By Senator Jon Kyl
The First Amendment to the U.S. Constitution prohibits making any law that infringes on one's freedom of speech. It is one of Congress's greatest responsibilities to protect that right, not shield Members of Congress from it.
Those who value the freedom of speech recently won a narrow victory when Senate Republicans beat back the DISCLOSE Act by a slim margin. This legislation, which would regulate political communications and impose burdensome disclosure requirements, is a direct assault on the First Amendment right to free speech.
The DISCLOSE Act was an attempt to circumvent the Supreme Court's recent decision in Citizens United v. the Federal Election Commission. In that ruling, the Supreme Court held that unions and corporations can exercise their freedom of speech by using general treasury funds for independent election communications. In other words, they may use their own money to make their case to the American people about who they believe the best candidate is.

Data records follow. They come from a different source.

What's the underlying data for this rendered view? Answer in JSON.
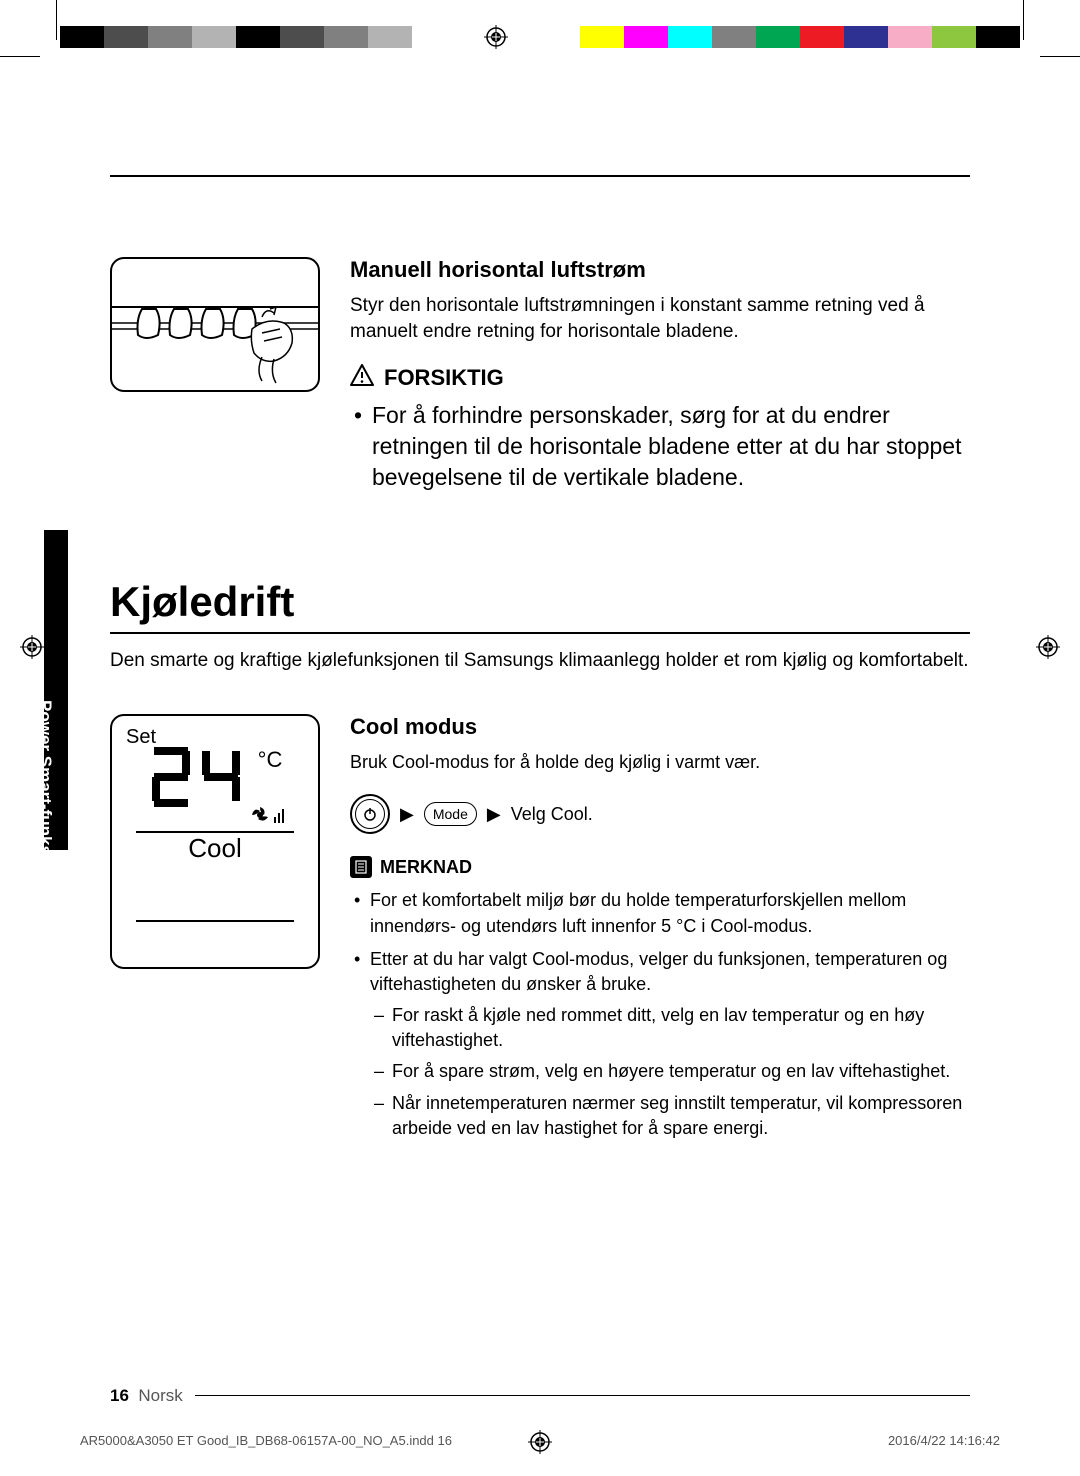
{
  "colorbar_left": [
    "#000000",
    "#4d4d4d",
    "#808080",
    "#b3b3b3",
    "#000000",
    "#4d4d4d",
    "#808080",
    "#b3b3b3"
  ],
  "colorbar_right": [
    "#ffff00",
    "#ff00ff",
    "#00ffff",
    "#808080",
    "#00a651",
    "#ed1c24",
    "#2e3192",
    "#f7adc5",
    "#8dc63f",
    "#000000"
  ],
  "section1": {
    "subheading": "Manuell horisontal luftstrøm",
    "body": "Styr den horisontale luftstrømningen i konstant samme retning ved å manuelt endre retning for horisontale bladene.",
    "caution_label": "FORSIKTIG",
    "caution_text": "For å forhindre personskader, sørg for at du endrer retningen til de horisontale bladene etter at du har stoppet bevegelsene til de vertikale bladene."
  },
  "sidebar_label": "Power Smart-funksjoner",
  "section2": {
    "title": "Kjøledrift",
    "intro": "Den smarte og kraftige kjølefunksjonen til Samsungs klimaanlegg holder et rom kjølig og komfortabelt.",
    "remote": {
      "set": "Set",
      "temp": "24",
      "unit": "°C",
      "mode": "Cool"
    },
    "cool_modus": "Cool modus",
    "cool_body": "Bruk Cool-modus for å holde deg kjølig i varmt vær.",
    "mode_btn": "Mode",
    "velg_cool": "Velg Cool.",
    "merknad": "MERKNAD",
    "notes": [
      "For et komfortabelt miljø bør du holde temperaturforskjellen mellom innendørs- og utendørs luft innenfor 5 °C i Cool-modus.",
      "Etter at du har valgt Cool-modus, velger du funksjonen, temperaturen og viftehastigheten du ønsker å bruke."
    ],
    "subnotes": [
      "For raskt å kjøle ned rommet ditt, velg en lav temperatur og en høy viftehastighet.",
      "For å spare strøm, velg en høyere temperatur og en lav viftehastighet.",
      "Når innetemperaturen nærmer seg innstilt temperatur, vil kompressoren arbeide ved en lav hastighet for å spare energi."
    ]
  },
  "footer": {
    "page": "16",
    "lang": "Norsk",
    "file": "AR5000&A3050 ET Good_IB_DB68-06157A-00_NO_A5.indd   16",
    "date": "2016/4/22   14:16:42"
  }
}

Instead of rejoicing that the freedom of speech was strengthened by the Supreme Court's ruling in Citizens United, Democrats hastily cobbled together the DISCLOSE Act behind closed doors to insulate members of their own party from the wrath of the American people in November's election. They didn't hold hearings, listen to testimony, or mark up a bill. Senators did not even have the chance to review the bill in committee or offer amendments.
While Democrats touted their bill as victory for transparency that will insulate voters from electioneering by special interests, the process and the text of the legislation speak for themselves. A bill written behind closed doors contradicts the goal of transparency, and the bill contains numerous exemptions that would intentionally and specifically benefit some of the Democrats' favorite groups.
The bill's 117 pages are an exercise in picking winners and losers. Labor unions, for example, would be left unscathed, but for-profit organizations would be subject to burdensome restrictions. In fact, the disclosure requirements would apply to government contractors, but not their unions or unions with government contracts. Since when does freedom of speech only apply to special interests that have a history of support for the party in control of Congress and the White House?
While the intent of this bill is decidedly partisan, opposition to it has transcended party lines. The usually liberal-friendly American Civil Liberties Union has even come out against it, as have hundreds of business groups and trade associations.
The DISCLOSE Act is an attempt to change the law to shield incumbent candidates from criticism of unpopular decisions and positions. Why else would the bill's authors insist the bill take effect just 30 days after passage -- perhaps just in time for the November elections? No one in political life enjoys criticism, but the First Amendment makes clear we can't make ourselves immune from it. Defeating the DISCLOSE Act is a good first step toward reform of Washington.